Right this very moment (well, a few moments ago when I wasn't procrastinating on HN) I was in the midst of extracting data from a client's old website in preparation of creating a new website.
A lot of that data is contained within images.
From a few preliminary tests, I'm hugely impressed. This seems on-par with any other OCR software I've used, and the fact that it happens in realtime in the browser is amazing.
I tried it on a piece of content I'd just had to type out, that was originally in an image. Typing out the content took about 10 minutes. Copying and pasting with Naptha, and then making some minor edits/corrections, did the same thing in about 2 minutes.
My Msc thesis was on reducing OCR error rates by pre-processing of various forms, and while I managed to get some reduction in error rates, one of the things I found was actually that given how low the error rates generally was to begin with, you have a very tiny budget in terms of extra processing time before further error reduction just isn't worth it - if a human needs to check the document for errors anyway, a "quick and dirty" scan+OCR is often far better than even spending the time to get "as good as possible" results. Spending even a few extra seconds per page to place the page perfectly in a scanner, or waiting a few extra seconds for more complicated processing, can be a net loss.

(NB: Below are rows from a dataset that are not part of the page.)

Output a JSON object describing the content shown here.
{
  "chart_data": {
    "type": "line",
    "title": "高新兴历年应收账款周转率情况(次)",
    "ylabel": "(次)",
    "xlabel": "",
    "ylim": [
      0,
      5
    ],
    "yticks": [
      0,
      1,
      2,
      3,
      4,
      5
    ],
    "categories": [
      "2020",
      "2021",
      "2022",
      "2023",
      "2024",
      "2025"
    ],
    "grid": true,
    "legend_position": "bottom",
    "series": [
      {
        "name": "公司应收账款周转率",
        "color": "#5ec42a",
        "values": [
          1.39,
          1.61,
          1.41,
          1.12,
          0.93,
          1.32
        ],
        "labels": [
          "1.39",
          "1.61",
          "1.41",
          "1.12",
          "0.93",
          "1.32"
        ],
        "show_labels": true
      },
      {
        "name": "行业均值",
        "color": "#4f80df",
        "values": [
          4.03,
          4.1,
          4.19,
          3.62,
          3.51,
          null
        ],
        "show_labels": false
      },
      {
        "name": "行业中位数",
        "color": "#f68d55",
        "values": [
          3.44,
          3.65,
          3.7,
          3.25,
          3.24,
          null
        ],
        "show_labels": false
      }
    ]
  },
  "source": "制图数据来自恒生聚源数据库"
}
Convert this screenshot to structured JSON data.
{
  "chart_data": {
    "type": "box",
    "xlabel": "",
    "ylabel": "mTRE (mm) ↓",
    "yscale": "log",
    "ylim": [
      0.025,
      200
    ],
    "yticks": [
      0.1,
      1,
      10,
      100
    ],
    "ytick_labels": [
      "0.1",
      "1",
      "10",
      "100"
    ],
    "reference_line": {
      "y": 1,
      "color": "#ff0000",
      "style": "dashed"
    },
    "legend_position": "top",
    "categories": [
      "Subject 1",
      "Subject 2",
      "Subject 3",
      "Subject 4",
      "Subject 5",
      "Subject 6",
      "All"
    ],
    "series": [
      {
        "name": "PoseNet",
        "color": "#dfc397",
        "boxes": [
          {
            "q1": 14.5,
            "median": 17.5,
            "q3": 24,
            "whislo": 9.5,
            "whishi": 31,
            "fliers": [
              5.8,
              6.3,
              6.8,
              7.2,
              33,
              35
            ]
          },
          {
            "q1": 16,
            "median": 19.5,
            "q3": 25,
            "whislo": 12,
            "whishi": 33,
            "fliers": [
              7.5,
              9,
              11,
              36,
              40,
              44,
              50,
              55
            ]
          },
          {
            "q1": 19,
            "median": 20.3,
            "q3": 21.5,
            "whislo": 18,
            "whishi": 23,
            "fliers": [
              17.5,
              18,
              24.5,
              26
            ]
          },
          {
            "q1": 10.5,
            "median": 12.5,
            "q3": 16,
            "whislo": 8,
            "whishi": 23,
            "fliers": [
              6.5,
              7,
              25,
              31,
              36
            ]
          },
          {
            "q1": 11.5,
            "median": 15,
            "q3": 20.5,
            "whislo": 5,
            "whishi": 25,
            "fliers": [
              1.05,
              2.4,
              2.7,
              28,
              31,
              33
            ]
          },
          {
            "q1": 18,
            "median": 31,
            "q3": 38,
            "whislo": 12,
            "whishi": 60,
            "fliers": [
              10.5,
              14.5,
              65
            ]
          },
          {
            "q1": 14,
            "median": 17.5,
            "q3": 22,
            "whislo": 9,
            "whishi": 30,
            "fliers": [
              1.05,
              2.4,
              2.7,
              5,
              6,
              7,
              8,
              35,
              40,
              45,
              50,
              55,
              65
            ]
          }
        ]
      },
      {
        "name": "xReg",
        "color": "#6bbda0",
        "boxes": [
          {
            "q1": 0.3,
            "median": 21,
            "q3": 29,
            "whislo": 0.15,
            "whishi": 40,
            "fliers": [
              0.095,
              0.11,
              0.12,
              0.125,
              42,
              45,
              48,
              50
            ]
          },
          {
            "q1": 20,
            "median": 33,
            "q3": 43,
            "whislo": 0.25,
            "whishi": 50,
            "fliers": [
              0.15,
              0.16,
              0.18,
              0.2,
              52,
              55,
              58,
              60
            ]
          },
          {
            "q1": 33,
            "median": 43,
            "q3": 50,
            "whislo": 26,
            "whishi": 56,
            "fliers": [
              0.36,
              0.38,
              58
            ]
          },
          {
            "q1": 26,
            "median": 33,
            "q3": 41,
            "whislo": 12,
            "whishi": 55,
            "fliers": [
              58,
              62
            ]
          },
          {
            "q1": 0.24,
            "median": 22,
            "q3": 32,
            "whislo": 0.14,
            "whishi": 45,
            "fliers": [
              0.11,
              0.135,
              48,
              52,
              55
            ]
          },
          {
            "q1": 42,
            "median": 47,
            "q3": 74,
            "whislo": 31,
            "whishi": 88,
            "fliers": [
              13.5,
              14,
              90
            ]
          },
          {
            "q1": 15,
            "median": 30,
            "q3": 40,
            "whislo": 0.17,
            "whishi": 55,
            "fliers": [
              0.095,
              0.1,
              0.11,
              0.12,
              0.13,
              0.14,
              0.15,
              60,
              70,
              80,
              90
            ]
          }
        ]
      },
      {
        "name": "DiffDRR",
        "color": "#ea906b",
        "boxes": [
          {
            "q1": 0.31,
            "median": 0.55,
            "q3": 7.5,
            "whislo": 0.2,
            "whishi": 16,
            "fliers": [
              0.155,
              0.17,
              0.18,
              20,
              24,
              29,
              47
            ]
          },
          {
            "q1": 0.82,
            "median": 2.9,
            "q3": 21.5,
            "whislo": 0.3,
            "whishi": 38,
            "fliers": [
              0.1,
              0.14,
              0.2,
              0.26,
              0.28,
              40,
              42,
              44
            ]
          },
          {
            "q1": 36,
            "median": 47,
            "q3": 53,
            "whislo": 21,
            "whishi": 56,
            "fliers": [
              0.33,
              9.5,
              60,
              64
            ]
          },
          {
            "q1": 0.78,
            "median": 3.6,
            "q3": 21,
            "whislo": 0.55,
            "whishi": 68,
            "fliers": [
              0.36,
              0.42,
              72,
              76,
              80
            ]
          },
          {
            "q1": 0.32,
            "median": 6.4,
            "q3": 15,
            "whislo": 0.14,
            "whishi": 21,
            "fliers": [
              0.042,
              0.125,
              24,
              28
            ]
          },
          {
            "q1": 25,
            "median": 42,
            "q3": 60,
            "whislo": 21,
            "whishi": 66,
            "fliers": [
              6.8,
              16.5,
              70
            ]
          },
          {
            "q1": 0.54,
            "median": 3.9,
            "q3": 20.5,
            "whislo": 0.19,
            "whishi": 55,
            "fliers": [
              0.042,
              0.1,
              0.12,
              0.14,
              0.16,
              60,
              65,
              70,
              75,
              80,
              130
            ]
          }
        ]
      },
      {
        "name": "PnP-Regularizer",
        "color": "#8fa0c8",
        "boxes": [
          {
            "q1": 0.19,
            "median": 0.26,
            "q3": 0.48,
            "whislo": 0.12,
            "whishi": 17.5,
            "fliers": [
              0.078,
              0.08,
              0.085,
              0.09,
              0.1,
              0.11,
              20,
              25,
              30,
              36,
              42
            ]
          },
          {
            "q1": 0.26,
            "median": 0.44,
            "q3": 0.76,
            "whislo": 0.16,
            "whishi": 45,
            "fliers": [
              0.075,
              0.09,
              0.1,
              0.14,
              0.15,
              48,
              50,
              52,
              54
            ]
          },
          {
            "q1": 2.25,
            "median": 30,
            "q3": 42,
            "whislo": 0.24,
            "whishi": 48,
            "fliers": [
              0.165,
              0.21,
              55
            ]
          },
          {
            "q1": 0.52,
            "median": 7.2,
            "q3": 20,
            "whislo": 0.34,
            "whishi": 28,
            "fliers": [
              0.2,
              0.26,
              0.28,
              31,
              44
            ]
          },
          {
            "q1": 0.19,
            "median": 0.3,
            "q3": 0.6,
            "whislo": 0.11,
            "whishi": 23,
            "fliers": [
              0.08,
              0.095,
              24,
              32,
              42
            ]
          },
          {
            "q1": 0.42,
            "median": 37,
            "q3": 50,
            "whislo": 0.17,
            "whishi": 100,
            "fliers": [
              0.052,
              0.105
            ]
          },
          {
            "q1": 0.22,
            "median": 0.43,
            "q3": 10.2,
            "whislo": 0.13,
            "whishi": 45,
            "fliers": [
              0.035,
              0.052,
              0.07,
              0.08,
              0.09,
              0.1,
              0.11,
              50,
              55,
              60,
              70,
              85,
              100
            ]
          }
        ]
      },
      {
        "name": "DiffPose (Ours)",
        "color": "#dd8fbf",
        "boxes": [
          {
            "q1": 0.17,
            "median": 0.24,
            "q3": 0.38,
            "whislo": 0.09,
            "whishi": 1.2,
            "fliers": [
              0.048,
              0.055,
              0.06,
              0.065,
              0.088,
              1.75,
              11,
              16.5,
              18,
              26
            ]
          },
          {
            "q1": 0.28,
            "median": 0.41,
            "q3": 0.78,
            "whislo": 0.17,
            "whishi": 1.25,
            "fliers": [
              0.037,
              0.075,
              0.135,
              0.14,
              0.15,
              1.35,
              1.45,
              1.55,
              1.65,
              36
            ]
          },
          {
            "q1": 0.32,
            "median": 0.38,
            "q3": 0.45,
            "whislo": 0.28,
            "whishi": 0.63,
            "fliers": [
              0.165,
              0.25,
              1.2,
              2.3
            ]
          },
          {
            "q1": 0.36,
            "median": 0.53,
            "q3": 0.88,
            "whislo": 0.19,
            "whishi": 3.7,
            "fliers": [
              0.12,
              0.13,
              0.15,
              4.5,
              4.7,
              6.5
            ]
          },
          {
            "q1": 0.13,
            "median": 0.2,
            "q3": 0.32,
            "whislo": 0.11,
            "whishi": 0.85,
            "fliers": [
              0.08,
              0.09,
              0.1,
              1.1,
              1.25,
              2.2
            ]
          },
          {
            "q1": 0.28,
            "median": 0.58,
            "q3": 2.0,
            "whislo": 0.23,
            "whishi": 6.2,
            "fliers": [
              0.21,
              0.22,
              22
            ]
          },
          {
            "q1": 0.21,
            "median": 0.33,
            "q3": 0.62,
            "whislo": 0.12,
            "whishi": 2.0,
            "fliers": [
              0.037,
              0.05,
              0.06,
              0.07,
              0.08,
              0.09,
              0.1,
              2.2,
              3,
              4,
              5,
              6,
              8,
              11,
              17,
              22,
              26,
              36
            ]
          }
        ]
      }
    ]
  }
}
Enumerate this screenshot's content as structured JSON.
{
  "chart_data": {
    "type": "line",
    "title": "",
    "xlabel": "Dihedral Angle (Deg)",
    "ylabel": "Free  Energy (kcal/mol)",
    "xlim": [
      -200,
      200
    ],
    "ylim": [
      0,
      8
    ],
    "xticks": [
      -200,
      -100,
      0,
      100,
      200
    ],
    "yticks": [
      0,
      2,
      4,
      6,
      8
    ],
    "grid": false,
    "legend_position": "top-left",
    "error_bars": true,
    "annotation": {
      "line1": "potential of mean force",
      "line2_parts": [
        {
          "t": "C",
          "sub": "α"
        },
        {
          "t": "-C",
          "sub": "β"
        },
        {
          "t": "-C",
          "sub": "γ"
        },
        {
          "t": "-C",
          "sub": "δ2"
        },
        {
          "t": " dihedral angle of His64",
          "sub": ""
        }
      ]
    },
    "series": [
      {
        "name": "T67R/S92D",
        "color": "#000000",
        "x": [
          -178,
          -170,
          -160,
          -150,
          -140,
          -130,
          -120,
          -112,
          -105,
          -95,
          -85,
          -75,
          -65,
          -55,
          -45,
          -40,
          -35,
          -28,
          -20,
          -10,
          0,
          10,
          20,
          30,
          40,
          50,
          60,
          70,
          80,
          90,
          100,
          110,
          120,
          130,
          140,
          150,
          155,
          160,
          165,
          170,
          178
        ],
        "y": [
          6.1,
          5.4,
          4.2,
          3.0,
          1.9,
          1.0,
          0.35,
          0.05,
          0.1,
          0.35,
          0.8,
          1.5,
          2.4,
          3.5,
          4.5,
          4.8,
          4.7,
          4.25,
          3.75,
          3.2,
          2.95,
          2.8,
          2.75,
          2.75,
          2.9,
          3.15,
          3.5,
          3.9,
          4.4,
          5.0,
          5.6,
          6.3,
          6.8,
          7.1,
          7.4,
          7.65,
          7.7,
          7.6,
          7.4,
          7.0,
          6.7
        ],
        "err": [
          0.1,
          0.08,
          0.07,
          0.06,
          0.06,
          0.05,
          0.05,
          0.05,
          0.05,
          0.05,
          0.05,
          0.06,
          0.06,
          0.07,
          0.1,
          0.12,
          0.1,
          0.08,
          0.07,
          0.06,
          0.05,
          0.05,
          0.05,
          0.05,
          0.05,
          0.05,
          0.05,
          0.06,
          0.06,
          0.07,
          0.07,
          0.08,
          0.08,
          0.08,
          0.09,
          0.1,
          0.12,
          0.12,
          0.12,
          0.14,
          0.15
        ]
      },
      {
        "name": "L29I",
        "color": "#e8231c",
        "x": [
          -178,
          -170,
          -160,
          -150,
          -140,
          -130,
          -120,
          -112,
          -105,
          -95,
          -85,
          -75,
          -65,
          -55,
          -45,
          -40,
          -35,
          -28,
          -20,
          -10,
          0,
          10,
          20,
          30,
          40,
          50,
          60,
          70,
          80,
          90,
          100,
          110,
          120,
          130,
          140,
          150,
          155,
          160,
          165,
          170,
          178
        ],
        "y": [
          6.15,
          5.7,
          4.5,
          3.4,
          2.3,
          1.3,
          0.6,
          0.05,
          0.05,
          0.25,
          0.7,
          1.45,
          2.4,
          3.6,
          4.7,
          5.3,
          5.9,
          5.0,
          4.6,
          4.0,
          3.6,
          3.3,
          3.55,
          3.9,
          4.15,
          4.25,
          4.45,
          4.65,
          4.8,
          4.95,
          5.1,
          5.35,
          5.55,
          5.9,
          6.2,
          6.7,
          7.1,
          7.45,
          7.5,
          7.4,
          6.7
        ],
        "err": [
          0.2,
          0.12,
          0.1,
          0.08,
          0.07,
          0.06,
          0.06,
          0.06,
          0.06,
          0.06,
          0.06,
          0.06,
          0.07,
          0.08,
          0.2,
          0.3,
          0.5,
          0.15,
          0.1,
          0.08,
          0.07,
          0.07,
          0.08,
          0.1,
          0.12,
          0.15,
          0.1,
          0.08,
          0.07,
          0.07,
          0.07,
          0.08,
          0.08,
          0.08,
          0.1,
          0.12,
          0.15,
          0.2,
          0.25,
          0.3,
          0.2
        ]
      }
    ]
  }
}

It's a perfect example of "worse is better": OCR, at least for typed text, is good enough today that the best available solutions aren't really worthwhile to spend resources on (for users) unless/until they give results so perfect it doesn't need to be checked by a person afterwards.
With really low res scanners I can image it could make a big difference.
The biggest problem was stuffing too many files into an NTFS directory. Apparently, NTFS didn't like tens of thousands of files in one directory. :)
Doesn't that depend entirely on what you're using the text for and how accurate it needs to be?
From my own experiments, I tend to find that you can read through and correct errors only relatively marginally faster than you can type because you either follow along with the cursor or need to be able to position the cursor very quickly when you find an error, and as the error rate increases, trying to position the cursor to each error very quickly gets too slow.
Dropping accuracy in your effort to correct the text doesn't really seem to speed things up much. You likely speed it up if you're willing to assume that anything that passes the spellchecker is ok (but it won't be, especially as modern OCR's often try to rely on data about sequences of letters, or dictionaries, when they're uncertain about characters)
If you're ok with lower accuracy, e.g. for search, and the alternative is not processing the document at all, then it'd be drastically different.
FF 28 seems to be working fine with the "Weenie Hut Jr." version...is it just the add-on that isn't supported?
awesome tech, btw
Of course then it was "easy": almost all the text would have been rendered with one of a tiny number of fonts available on the system, with little to no distortion.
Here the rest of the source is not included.